1. ## Basic questions about integration by substitution

1. How does it possible for sin(x)cos(x) dx to have two different solutions, namely (1/2)*(sin2x)+c and -(1/2)*(cos2x)+c, so that would bring to (rediculous) conclusion that sin2x+cos2x=0?
2. Integration by substitution makes use of differentials (not simply derivatives), thus is it purely anti-derivative?
Thank you in advance

2. ## Re: Basic questions about integration by substitution

Originally Posted by jojo7777777
1. How does it possible for sin(x)cos(x) dx to have two different solutions, namely (1/2)*(sin2x)+c and -(1/2)*(cos2x)+c, so that would bring to (rediculous) conclusion that sin2x+cos2x=0?
You are assuming that the 2 "c"s are the same. Yes, $\displaystyle \int sin(x)cos(x) dx= (1/2)sin^2(x)+ c$, for some constant, c. Yes, $\displaystyle \int sin(x)cos(x)dx= -(1/2)cos^2(x)+ C$ where "c" and "C" are generally NOT the same. Now that reduces to $\displaystyle sin^2(x)+ cos^2(x)=c- C$ which tells us that $\displaystyle sin^2(x)+ cos^2(x)$ is a constant- NOT "ridiculous".

2. Integration by substitution makes use of differentials (not simply derivatives), thus is it purely anti-derivative?
Thank you in advance
I don't know what you mean by"purely anti-derivative". It is, of course, an anti-derivateve. What does the "purely" indicate?
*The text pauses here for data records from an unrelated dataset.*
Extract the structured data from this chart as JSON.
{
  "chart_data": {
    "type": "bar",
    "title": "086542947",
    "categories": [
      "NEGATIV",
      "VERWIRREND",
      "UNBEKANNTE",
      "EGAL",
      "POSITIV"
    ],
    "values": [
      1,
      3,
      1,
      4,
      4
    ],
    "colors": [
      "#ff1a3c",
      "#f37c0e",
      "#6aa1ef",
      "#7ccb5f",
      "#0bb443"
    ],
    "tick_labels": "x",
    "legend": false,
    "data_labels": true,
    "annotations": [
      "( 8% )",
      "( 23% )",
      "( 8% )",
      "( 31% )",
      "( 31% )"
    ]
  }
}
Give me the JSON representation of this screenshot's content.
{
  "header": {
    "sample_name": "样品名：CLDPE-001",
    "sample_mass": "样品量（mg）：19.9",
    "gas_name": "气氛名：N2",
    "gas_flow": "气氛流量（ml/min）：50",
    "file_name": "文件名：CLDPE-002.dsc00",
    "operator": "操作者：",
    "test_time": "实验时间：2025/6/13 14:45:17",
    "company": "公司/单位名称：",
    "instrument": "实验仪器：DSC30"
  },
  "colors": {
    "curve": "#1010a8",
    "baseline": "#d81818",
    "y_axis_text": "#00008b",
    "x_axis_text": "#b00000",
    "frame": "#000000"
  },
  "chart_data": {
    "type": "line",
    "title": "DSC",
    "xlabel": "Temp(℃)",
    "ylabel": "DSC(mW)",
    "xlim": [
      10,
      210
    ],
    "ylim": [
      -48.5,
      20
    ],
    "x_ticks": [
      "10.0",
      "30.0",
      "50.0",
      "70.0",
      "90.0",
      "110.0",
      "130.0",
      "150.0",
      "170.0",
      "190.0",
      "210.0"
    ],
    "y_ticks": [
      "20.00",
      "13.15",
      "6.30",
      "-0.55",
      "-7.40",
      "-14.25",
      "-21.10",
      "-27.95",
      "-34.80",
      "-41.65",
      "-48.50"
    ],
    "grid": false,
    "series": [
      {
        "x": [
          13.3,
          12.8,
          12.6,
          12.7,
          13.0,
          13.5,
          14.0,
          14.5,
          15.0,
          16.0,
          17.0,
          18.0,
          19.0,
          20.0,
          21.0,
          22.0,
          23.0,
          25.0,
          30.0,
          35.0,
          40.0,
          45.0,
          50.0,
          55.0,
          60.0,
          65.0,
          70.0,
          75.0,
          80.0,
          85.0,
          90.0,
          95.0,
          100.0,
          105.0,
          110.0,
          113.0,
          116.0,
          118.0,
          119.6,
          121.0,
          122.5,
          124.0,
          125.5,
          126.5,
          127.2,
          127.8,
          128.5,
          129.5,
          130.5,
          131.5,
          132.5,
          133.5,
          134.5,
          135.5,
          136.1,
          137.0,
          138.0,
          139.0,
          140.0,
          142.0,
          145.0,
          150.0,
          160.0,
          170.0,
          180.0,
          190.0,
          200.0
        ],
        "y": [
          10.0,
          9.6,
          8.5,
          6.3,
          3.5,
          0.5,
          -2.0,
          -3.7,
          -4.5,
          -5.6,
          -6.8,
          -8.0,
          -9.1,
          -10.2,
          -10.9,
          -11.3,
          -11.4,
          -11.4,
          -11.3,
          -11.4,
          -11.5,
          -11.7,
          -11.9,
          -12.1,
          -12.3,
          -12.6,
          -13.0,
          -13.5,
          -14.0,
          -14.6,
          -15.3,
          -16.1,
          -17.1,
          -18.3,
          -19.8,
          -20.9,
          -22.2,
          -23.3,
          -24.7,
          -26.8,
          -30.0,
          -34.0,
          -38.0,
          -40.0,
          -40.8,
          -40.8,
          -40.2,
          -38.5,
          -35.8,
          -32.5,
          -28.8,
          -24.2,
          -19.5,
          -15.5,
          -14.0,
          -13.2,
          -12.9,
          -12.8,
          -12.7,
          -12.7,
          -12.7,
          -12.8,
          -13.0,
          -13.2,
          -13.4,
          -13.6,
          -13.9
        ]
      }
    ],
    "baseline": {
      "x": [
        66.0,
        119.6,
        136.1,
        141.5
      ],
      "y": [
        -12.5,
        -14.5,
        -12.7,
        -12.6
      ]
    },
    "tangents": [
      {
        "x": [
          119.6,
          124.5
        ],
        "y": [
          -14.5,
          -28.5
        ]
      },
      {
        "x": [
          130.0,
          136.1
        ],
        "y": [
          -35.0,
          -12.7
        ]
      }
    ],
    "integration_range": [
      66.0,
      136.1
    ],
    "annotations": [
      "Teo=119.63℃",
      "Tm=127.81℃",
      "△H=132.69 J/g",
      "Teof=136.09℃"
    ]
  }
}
And integration by substitution makes use of both differentials and derivatives which have a "one-to-one correpondence" so it really doesn't matter.

3. ## Re: Basic questions about integration by substitution

Thank you very much...!!!

4. ## Re: Basic questions about integration by substitution

Moreover 1/2 ( sin^2X) + C = 1/2 ( 1 - cos^2x ) + C = 1/2 -1/2 ( cos^2x) + C = -1/2 (cos^2x) + C +1/2 = -1/2 ( cos^2x) + c where c = C + 1/2
Thus both the solutions are the same.